What is Spanish? A linguist’s perspective
Posted on Jul 17, 2018 by Trevor in Misc
Below is a transcript of linguist John McWhorter explaining why trying to create “tidy categories” of languages isn’t a good way of understanding how they work in reality. He uses Spanish and its many variants and related languages as an example. This is from his lecture series “The Story of Human Language”.
Spain
First we start in Spain. It’s a bundle of dialects. Castilian Spanish is one dialect. That one happens to have gotten into the books.
But there are other dialects in Spain. Now, if you think of a map, then you know that Portugal is next door to Spain, and if you picture the map, you realize that the boundary between Portugal and Spain is just artificial, and that in terms of land, really we are just dealing with Iberia. So as we would expect, Spanish shades into Portuguese, particularly through varieties like Galician. And so if we were not dealing with two separate “nations” on Iberia, then we would just think of Spanish and Portuguese as variations on the same thing. They’re partly mutually intelligible, and especially that’s the case on the page.
The New World
Then, in the New World, because of the Spanish colonial phase there are hundreds of dialects of Latin American Spanish. They differ from Castilian Spanish on all levels, not only words
but in the sound systems (the Castilian “th” is not in Latin America) and then there are all sorts of grammatical differences. And so that’s a whole different bunch of Spanishes.
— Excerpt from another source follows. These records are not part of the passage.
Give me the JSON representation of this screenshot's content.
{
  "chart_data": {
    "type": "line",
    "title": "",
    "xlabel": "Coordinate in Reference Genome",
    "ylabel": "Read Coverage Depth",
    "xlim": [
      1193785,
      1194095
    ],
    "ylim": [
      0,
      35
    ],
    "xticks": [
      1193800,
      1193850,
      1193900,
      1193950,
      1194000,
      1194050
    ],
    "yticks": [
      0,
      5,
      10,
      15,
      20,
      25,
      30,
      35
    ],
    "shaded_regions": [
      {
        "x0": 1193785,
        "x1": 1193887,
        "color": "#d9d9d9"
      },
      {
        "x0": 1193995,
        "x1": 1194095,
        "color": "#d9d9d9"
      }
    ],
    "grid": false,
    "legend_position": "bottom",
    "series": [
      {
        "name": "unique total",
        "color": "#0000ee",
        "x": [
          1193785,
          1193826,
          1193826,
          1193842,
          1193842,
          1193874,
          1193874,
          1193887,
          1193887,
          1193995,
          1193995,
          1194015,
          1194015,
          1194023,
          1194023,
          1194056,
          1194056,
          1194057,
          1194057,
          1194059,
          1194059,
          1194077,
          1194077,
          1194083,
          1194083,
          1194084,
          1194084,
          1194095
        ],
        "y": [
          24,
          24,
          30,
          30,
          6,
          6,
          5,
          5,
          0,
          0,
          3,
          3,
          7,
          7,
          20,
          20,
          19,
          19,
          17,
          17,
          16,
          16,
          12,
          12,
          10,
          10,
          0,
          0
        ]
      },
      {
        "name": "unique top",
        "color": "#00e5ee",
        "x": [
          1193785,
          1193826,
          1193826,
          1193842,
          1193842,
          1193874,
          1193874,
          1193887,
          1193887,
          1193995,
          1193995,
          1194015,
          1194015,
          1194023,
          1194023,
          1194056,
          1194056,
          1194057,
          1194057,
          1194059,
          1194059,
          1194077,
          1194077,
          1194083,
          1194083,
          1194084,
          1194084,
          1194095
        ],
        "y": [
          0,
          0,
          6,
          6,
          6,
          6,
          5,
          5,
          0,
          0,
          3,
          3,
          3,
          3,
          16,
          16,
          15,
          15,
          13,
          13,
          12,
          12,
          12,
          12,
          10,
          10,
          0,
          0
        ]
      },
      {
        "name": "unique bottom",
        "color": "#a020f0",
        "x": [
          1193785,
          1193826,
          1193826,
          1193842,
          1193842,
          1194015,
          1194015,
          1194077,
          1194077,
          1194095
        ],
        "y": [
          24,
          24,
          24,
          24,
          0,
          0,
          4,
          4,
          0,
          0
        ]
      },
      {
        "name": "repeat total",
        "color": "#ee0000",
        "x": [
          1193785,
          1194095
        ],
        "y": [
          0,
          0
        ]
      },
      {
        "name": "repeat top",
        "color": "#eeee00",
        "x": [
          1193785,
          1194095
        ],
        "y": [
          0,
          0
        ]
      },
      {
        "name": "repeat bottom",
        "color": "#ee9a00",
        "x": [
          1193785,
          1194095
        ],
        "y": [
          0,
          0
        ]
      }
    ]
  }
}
But then, in Ecuador, this Latin American Spanish mixed with Quechua and became Media Lengua. … And actually, there’s a kind of a continuum. There are many Media Lenguas that are pure Quechua with just Spanish words, then in between there are various varieties where Spanish plays more of a part in the grammar. So that’s generally the way things go. So Media Lengua is an extreme.
There are two Spanish creoles in the New World. One of them is Papiamento, which is spoken in Curaçao. And then another one is spoken in Colombia in a small town called El Palenque de San Basilio. And it is spoken by slaves who escaped to that place from the coast and founded their own communities. Palenquero is slowly dying, it seems at this point, and it was only actually discovered in the early 1970s. But it is there.
Then, in the Philippines, there are Spanish creoles. Many of them seem to be in danger, but they are there. They seem to be a kind of a dialect complex, so they’re not completely separate languages. They seem to be variations on one thing, but the variation is pretty wide. And so they are there.
Then in the United States, there is a new dialect of Spanish forming that has a great many English words and some influence from English grammar. That’s all that Spanglish is. We associate it with the nitty gritty of real life, and how people evaluate these things, and the Spanish we’ve seen on the page. But really, a Martian looking [at this from afar] would say there’s a new kind of Spanish mixing in new ways, just like Media Lengua did, just like Papiamento and Palenquero and the Philippine creoles did. Now there’s this new Spanish.
So that is what Spanish is. Spanish starts out, we want to remember, as one of a bunch of variations on Latin that happened to form in Europe, which is only considered a continent because such big stuff went down there. If you look at a map, Europe actually is just one part of Eurasia. It’s just a peninsula really. But if we’re gonna call Europe a continent, then Spanish was just one version of Latin that happened in one little part of what is really just one little peninsula of Asia. And so, that happens to have spread because of unusual colonial proclivities of its people a long time ago. (Just think of Spain: what Spain is now, and what Spain was then. There was a time when the Spanish and the Portuguese ruled the world. Truly amazing. It’s a fun fact.)
But in any case, that’s all that Spanish was. Now it’s spread all over the place, and of course it’s changed. All sorts of varieties of Spanish bleed into varieties of other things. And then you’ve got creoles that are affected by other languages to varying extents.
Other Languages
Portuguese exists, not only in Portugal, but in Brazil, and Africa, and south and southeast Asia. And then the one in Brazil has semi-creole varieties. The Brazilian Portuguese of most people in Brazil is quite different from the continental Portuguese that one might learn in a book.
And then there are various Portuguese creoles and they exist on the west coast of Africa, they exist in India (and a lot more than one), and then there are various ones in Indonesia. All of these vary in terms of how Portuguese they are, how indigenous they are. And this is a reality for a great many “languages” in the world. I could say the same sorts of things about Dutch and German in particular. All people speak complex varieties of language. They differ in a clinal, continuum sense from one another, and are often very difficult to assign to tidy classes.
But this is the wonder of what language is really like.